I remember like it was yesterday, that period in junior high when my friends and I lived, ate and breathed Cash Money Records.
We not only worshiped the New Orleans-based record label’s sound, but we tried to emulate its hip-hop artists’ style. We’d head to the mall on Saturdays to purchase fresh Reebok sneakers and plain, colored t-shirts — five for $20 at Champs Sports. It was our best attempt to dress like the Hot Boys members, B.G., Juvenile, Lil Wayne and Turk.
Cash Money’s influence was infectious. B.G.’s hit song “Bling Bling” and Juvenile’s “Back That Azz Up” echoed through the hallways of our school and the rest of the South, for that matter.
Despite our love affair with the powerhouse label, we never really scratched below the surface of the lyrics.
Why did the artists rap like they rapped, with such a distinctly Southern and melodic drawl? How were the beats so bass-heavy, yet still consistently up-tempo and dance-centric? Who influenced this hip-hop movement, paving the way for Cash Money’s global dominance?
This past week I traversed the Crescent City for answers while reporting a story on the area’s hip-hop scene post-Katrina.
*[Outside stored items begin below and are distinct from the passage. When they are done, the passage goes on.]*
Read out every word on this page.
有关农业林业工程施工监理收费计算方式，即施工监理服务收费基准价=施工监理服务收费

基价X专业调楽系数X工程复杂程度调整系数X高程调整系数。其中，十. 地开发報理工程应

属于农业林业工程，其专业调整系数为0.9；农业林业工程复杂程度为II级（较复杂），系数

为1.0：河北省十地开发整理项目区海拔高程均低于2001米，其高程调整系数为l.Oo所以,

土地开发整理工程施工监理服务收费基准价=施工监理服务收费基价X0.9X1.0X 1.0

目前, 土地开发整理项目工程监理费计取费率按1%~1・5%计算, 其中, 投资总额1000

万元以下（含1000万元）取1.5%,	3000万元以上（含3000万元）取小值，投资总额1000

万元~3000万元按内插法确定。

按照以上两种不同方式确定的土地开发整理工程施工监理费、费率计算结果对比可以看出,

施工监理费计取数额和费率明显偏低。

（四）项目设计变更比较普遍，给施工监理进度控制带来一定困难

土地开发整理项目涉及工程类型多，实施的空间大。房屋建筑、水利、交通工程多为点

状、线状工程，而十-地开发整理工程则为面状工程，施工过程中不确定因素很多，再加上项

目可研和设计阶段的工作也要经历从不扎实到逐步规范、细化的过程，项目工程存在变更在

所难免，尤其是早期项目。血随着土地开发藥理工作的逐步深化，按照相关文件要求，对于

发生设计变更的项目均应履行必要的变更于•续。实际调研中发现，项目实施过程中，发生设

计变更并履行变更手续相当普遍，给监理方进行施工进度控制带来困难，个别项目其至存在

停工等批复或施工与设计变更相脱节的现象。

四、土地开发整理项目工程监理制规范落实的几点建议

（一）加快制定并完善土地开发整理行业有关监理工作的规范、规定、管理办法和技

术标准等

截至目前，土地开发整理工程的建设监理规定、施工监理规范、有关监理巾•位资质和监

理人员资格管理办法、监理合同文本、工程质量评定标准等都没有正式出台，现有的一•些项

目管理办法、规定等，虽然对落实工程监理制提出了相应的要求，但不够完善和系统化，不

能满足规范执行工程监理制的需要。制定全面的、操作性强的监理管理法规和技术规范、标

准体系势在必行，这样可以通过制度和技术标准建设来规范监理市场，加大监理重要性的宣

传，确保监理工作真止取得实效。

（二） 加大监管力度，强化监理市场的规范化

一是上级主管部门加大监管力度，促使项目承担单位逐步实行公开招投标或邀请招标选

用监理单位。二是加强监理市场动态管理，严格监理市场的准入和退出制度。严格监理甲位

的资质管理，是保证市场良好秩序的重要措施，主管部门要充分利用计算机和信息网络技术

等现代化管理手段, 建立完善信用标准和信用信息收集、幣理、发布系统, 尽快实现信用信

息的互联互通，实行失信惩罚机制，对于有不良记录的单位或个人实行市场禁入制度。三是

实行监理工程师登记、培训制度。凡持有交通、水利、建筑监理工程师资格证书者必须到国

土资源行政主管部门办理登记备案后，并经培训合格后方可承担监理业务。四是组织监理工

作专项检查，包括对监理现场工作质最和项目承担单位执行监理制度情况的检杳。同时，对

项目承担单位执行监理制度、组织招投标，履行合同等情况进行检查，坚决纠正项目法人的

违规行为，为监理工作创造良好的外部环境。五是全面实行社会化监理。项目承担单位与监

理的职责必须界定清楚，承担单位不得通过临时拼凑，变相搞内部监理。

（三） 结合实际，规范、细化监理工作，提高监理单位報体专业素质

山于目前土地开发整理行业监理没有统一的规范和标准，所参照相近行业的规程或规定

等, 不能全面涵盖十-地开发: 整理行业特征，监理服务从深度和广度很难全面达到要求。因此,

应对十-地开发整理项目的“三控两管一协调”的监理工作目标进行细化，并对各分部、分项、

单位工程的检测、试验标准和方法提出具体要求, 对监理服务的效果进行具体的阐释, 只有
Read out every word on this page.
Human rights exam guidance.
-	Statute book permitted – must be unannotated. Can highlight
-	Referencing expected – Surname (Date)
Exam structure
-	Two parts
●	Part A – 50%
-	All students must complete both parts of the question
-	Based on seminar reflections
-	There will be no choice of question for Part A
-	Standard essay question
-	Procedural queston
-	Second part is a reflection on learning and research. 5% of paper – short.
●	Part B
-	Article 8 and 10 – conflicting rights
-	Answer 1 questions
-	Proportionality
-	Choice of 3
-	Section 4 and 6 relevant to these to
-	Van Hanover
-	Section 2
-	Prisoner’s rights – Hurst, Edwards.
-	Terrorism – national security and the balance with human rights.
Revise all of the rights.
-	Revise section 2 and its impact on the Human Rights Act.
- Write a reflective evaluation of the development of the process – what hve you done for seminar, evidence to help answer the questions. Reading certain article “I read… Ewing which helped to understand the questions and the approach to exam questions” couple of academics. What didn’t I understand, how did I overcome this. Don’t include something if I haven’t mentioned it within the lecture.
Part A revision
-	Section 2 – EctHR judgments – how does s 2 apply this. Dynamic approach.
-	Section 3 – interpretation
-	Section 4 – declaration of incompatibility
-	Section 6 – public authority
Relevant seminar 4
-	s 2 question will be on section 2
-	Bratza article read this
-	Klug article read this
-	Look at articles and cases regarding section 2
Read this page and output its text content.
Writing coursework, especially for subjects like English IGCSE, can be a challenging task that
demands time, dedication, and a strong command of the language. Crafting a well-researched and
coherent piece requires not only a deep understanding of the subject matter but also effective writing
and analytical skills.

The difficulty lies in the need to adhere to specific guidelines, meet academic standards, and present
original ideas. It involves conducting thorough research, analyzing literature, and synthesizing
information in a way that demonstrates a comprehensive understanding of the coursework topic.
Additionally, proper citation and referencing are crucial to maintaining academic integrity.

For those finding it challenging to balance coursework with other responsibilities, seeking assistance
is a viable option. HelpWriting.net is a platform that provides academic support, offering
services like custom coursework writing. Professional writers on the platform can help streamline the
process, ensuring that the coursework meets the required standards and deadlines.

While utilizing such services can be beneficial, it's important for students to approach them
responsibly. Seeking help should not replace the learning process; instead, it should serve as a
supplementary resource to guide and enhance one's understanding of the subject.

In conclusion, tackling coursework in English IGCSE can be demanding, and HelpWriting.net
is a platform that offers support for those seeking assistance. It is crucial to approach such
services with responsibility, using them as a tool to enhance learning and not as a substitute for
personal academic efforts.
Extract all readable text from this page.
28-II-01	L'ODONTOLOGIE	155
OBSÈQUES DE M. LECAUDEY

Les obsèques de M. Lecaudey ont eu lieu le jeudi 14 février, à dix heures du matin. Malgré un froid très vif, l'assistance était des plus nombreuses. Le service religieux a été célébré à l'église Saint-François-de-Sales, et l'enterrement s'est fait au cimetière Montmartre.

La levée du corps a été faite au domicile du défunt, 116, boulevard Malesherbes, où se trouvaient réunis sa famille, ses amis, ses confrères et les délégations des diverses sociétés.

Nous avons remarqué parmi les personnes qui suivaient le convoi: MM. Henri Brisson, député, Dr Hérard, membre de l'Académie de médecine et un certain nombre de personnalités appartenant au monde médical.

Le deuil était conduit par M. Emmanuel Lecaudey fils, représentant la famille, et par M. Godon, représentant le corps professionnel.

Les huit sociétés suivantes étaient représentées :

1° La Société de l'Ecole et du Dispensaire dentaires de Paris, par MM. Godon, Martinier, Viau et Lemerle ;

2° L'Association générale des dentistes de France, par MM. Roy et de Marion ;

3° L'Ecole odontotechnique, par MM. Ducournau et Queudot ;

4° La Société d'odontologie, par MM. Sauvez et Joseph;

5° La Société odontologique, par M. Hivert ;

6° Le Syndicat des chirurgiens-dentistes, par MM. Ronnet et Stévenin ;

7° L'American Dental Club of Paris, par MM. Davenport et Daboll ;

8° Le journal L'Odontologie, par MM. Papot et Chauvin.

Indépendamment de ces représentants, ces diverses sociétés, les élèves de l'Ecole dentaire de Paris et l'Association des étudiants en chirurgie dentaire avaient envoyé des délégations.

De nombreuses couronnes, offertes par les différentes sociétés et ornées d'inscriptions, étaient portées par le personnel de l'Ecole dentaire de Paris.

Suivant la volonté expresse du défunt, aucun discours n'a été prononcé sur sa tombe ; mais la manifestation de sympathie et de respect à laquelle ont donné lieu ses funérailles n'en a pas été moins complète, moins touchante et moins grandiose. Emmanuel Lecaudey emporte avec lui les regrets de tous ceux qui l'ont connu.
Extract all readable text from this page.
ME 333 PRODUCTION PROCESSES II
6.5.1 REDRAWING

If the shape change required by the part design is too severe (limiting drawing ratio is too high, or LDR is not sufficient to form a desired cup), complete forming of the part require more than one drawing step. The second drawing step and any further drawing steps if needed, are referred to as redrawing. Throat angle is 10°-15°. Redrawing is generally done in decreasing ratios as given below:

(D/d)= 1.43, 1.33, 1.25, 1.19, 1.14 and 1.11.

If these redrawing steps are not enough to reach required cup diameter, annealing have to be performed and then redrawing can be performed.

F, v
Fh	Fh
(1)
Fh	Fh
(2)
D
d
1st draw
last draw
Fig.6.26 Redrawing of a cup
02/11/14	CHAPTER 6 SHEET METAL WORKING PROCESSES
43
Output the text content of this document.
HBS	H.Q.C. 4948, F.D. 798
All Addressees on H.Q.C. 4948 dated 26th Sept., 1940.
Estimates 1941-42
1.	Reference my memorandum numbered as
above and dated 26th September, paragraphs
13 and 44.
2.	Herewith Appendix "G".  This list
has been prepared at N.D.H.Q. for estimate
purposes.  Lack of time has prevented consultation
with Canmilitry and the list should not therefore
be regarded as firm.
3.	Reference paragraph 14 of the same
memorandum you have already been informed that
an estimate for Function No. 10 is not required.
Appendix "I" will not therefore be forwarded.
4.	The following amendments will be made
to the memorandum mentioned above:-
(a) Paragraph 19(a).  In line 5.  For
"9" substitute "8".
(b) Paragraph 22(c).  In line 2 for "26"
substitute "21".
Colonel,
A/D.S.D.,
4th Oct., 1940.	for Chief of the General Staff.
I met up with acclaimed local artist Nesby Phips outside of HeadQuarters, a barber shop in the Sixth Ward owned by some of his friends. The location was fitting given that Phips — who started cutting hair when he was 13 — was once the go-to barber for Cash Money’s artists while they were on tour.
“If hip-hop music burned down to the ground tomorrow, Cortez still gon’ call me for a haircut,” said Phips, referring to Lil Wayne’s manager, Cortez Bryant. Phips went to high school in the late 1990s with Bryant and the artists Curren$y, Mack Maine and Lil Wayne.
In addition to his music career, Phips has a number of side projects and endeavors.
“Music checks don’t come every day,” he said.
It’s on the barbershop’s wooden patio deck where Phips, an entrepreneur of sorts, spends three days a week serving up jerk chicken wraps and ice cold cups of his homemade lemonade.
He will soon have a food truck and a different location for the new business, named Ty Co Lemonade after his two kids, Ty and Courtney.
Phips and I shared our love for the rappers B.G. and Ghostface Killah. We spoke about the gentrification of the Fort Greene neighborhood in Brooklyn that I once covered, and where Phips lived from 2010 to 2012.
The next day, I went to Phips’s studio in the warehouse district, where he took me on a YouTube listening tour of New Orleans bounce music and hip-hop history.
I learned about local legend DJ Jubilee and his dance-a-thon bounce tracks, which he named after each of his girlfriends. We listened to songs with lyrics about the Reaux Shambo, an infamous motel that charged by the hour for sex and was located across the street from the equally infamous Magnolia Projects.
It was a trip down memory lane for Phips and a much-needed history lesson for me.
Afterward, we headed downtown to Frenchman Street to take in some fresh, live tunes at the Blue Nile and Vaso.
We ended the night with a 3 a.m. food run to Gene’s Po-Boy restaurant before Phips dropped me at the Dillard University campus.
The roast beef po’boy was on point, to say the least.
My hip-hop history lesson had been, too.